Au Carreau du temple, non loin de quelques graffitis qui ornent les murs de la mairie de Paris Centre et de la statue de la Place de la République, se tenait le salon d’art dédié aux Arts Urbain ou plutôt à ce que l’on appelle le Street-Art. Longtemps conspué, le street art s’est fait une place dans le milieu de l’art et a trouvé la reconnaissance du public. Cependant, qu’est-ce que l’art urbain aujourd’hui ? Ce que nous avons vu aurait pu être exposé à Art Paris et pourtant voilà certaines œuvres sur les stands d’Urban Art Fair… Les frontières sont poreuses !

De la rue aux vitrines

Il est intéressant de voir que l’art urbain fait désormais partie intégrante du paysage artistique français. Le bateau Fluctu’art donne un espace d’expression aux artistes urbains, l’Hôtel de Ville a consacré une exposition sur l’histoire du street-art depuis soixante ans, les collaborations entre musées et des artistes comme JR se développent et l’on ne considère plus, aujourd’hui, ces artistes comme des vandales. Urban Art Fair, elle, ouvre sa septième édition.

Le street-artist n’est plus désormais le rebelle et celui qui, dans les années 80, s’érigeait en contre-culture. Le public a compris que le medium était différent et que le street-artist faisait partie d’une longue lignée d’artistes avant lui que l’on pourrait remonter à l’Antiquité comme le montrent certaines découvertes à Pompéi. Urban Art Fair témoigne d’une véritable énergie et d’un dynamisme de le part de l’art urbain qui a tout à gagner. L’art urbain est l’art qui est résolument l’expression de notre époque à sa plus courte échéance.

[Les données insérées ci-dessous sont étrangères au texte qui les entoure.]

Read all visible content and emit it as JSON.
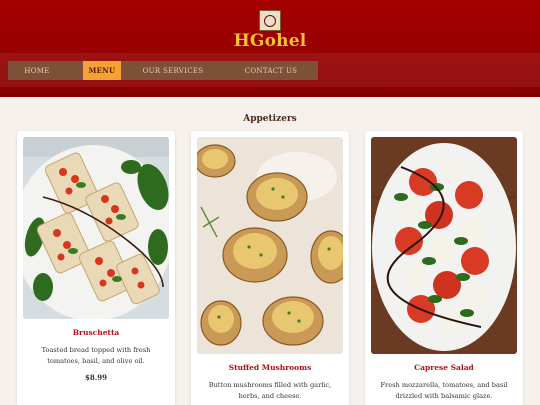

Aujourd’hui, le street-artist est pleinement ancré dans le marché de l’art et a résolument compris son mécanisme. Au-delà d’une communication efficace, comme Invaders et son application mobile, les street-artists ont développé aussi leur technique.

Aujourd’hui, le street-artist est pleinement ancré dans le marché de l’art et a résolument compris son mécanisme. Au-delà d’une communication efficace, comme Invaders et son application mobile, les street-artists ont développé aussi leur technique. Fini les œuvres soumises aux intempéries et à l’éphémère., les œuvres sont désormais pérennes, monumentales, inscrites dans l’espace public comme privé de façon raisonnée et technique. En témoigne le musée à ciel ouvert dans le 13e arrondissement où chaque pan de mur est une fascination.

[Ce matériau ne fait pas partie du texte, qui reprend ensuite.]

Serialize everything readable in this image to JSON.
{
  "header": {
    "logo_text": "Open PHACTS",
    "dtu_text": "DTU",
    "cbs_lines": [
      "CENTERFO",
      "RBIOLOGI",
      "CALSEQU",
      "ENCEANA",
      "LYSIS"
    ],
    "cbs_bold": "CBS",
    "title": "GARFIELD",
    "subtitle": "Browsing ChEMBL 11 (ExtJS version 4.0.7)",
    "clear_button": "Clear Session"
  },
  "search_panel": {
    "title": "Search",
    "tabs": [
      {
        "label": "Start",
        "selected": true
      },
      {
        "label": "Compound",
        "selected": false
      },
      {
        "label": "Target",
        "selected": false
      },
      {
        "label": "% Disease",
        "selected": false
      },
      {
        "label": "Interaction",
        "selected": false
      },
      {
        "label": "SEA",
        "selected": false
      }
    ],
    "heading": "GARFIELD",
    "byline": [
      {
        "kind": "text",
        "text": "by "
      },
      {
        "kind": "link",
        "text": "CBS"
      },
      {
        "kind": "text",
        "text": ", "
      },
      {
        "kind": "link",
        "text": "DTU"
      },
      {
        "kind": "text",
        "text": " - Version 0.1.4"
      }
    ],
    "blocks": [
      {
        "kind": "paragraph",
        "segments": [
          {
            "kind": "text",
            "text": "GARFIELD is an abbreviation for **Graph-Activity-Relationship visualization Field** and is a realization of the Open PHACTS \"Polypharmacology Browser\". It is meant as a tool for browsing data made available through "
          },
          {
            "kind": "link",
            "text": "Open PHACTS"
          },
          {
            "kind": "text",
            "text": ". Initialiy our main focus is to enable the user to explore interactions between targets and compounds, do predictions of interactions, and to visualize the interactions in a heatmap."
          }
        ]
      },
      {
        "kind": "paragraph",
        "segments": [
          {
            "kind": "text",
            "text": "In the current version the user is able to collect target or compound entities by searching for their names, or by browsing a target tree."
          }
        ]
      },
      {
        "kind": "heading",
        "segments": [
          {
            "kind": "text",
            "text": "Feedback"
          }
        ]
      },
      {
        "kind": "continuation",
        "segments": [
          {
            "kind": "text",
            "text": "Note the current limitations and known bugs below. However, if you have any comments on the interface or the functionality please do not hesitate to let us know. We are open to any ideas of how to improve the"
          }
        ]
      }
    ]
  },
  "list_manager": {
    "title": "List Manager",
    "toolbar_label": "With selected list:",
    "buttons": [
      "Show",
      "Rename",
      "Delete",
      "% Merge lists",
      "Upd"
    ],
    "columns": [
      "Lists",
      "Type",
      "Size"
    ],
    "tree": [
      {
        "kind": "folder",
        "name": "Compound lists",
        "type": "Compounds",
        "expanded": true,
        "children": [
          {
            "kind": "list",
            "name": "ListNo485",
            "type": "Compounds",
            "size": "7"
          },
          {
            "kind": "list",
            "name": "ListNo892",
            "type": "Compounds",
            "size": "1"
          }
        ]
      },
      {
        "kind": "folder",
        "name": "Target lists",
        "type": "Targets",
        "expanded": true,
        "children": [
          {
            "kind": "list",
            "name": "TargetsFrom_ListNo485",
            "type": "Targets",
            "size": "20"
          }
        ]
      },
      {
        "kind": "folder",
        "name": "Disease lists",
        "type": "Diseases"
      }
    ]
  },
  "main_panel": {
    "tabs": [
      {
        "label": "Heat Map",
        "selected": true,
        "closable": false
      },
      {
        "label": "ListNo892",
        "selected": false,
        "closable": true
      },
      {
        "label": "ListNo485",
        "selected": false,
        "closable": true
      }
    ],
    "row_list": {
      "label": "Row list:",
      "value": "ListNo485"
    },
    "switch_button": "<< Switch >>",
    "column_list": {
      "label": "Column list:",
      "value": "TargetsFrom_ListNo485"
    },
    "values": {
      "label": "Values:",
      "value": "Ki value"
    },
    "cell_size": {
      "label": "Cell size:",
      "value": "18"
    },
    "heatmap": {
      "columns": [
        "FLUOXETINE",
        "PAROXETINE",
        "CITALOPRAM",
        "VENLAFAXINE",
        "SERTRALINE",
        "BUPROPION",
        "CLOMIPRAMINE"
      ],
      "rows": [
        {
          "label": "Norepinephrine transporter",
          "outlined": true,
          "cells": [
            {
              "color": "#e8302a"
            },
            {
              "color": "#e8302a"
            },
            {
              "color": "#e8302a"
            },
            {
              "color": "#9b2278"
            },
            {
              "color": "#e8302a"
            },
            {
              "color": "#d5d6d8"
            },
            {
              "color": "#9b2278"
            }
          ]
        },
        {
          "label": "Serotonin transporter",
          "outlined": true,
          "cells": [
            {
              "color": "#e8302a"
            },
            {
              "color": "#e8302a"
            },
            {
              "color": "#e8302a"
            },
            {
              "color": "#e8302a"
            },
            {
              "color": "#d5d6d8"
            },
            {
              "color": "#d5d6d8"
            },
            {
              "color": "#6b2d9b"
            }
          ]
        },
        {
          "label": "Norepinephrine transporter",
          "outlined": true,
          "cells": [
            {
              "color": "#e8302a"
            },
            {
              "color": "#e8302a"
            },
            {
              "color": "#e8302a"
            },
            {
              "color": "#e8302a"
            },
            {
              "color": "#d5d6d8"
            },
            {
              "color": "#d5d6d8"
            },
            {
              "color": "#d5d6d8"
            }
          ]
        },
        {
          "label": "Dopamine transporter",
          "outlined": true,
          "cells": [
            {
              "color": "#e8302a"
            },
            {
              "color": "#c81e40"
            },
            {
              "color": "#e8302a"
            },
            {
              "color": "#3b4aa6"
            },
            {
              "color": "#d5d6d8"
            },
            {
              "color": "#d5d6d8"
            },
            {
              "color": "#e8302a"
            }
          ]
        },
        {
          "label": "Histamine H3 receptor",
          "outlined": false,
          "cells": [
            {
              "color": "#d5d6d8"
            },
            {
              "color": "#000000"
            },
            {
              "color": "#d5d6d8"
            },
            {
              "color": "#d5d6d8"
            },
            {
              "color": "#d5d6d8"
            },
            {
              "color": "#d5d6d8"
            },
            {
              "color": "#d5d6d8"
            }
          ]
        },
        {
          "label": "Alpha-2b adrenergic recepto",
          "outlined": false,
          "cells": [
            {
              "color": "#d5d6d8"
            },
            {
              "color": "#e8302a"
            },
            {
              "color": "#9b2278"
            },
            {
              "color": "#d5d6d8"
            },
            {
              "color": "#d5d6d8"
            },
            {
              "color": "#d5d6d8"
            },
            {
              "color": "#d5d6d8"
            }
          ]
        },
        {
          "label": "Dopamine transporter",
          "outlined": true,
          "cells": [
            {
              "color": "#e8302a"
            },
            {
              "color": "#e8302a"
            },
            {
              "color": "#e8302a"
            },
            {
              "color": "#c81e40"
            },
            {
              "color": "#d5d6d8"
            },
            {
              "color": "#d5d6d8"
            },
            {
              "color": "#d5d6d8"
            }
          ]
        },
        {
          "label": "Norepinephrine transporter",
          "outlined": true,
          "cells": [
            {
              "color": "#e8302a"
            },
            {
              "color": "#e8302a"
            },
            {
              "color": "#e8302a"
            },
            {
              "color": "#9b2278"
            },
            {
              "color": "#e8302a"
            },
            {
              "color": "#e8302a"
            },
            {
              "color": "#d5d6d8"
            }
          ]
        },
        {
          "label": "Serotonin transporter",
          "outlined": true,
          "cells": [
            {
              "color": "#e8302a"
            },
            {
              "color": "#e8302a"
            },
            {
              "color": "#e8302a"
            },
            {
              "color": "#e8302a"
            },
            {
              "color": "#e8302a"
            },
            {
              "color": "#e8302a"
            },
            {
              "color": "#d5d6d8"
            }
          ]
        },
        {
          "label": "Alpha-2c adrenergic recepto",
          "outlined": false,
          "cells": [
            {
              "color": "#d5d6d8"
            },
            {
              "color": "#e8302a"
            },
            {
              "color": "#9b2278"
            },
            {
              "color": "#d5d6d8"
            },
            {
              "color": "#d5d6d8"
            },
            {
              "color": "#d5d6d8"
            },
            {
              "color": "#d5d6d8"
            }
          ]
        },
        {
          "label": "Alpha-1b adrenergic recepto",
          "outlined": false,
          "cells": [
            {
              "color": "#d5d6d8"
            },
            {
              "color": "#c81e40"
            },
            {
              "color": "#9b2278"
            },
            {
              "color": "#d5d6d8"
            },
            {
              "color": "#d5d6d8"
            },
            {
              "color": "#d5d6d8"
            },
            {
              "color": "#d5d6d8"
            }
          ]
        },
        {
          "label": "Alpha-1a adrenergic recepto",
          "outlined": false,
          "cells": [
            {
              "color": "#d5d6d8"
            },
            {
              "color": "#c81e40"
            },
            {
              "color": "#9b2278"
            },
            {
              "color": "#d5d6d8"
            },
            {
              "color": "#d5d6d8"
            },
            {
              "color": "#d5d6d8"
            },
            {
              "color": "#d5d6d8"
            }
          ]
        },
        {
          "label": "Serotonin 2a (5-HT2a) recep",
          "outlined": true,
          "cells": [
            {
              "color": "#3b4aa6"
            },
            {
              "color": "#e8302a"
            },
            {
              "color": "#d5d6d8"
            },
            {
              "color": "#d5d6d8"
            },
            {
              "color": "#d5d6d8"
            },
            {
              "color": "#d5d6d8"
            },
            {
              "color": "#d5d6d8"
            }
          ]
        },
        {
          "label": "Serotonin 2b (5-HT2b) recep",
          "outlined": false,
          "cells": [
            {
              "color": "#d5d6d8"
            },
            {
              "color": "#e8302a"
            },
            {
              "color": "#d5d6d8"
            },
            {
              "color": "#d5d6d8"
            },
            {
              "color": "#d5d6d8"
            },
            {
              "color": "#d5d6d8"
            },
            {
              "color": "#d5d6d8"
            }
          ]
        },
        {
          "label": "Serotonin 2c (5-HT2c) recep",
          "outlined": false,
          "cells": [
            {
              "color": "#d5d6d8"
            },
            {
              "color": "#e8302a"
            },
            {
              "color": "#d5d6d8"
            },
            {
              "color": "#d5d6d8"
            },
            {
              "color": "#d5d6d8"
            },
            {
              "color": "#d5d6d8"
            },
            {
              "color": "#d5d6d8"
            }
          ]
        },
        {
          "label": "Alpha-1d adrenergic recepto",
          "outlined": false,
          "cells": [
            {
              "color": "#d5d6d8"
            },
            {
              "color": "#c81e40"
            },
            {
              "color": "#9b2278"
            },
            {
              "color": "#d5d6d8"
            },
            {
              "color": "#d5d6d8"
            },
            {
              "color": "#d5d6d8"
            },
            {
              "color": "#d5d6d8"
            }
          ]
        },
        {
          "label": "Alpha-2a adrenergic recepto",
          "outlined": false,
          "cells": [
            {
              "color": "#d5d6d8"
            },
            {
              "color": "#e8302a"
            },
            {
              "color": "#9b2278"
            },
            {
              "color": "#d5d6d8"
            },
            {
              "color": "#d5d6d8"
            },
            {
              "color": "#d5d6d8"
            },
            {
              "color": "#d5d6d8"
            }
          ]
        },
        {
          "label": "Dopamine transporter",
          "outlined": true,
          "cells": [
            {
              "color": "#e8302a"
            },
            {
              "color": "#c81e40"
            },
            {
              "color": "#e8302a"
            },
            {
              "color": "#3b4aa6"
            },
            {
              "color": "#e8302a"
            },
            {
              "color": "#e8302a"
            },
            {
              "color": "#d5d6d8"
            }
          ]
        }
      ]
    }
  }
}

Zabala, Verde, huile sur lin, 180x142cm (Galerie Hitchikian / Quai 36)

Une histoire de support – la frontière poreuse entre art urbain et art classique

Tout dépend de l’artiste. Si celui-ci a pour habitude de réaliser ses œuvres en extérieur sur des pans de mur entier avec une technique de peinture murale, de pochoir ou de collage, il sera alors considéré comme un artiste urbain. Je me posai cette question alors que je m’étais arrêté sur le stand de la Galerie Hatchikian / Quai 36 pour saluer les galeristes Audrey Hatchikian et Julia Freydman. Je tombe en arrêt devant une œuvre de Zabala, jeune artiste qui s’est formé aux Beaux-Arts de Bilbao et qui s’est exprimé, d’abord, à travers le graffiti et la fresque. La rencontre de ces deux mondes, le street art et celui plus commun de l’œuvre accrochée, a engagé l’artiste dans une réalisation hybride où le geste du street artiste rencontre celui plus technique du peintre classique. Ses œuvres témoignent donc de la frontière poreuse qui peut exister entre l’art dit classique et l’art urbain. Zabala nous a envoûté avec des peintures où les éléments se déchaînent avec réalisme et abstraction. La galeriste Audrey Hatchikian est de ces galeristes qui ont la passion de leurs artistes et qui ont la profonde envie de les accompagner et de les protéger.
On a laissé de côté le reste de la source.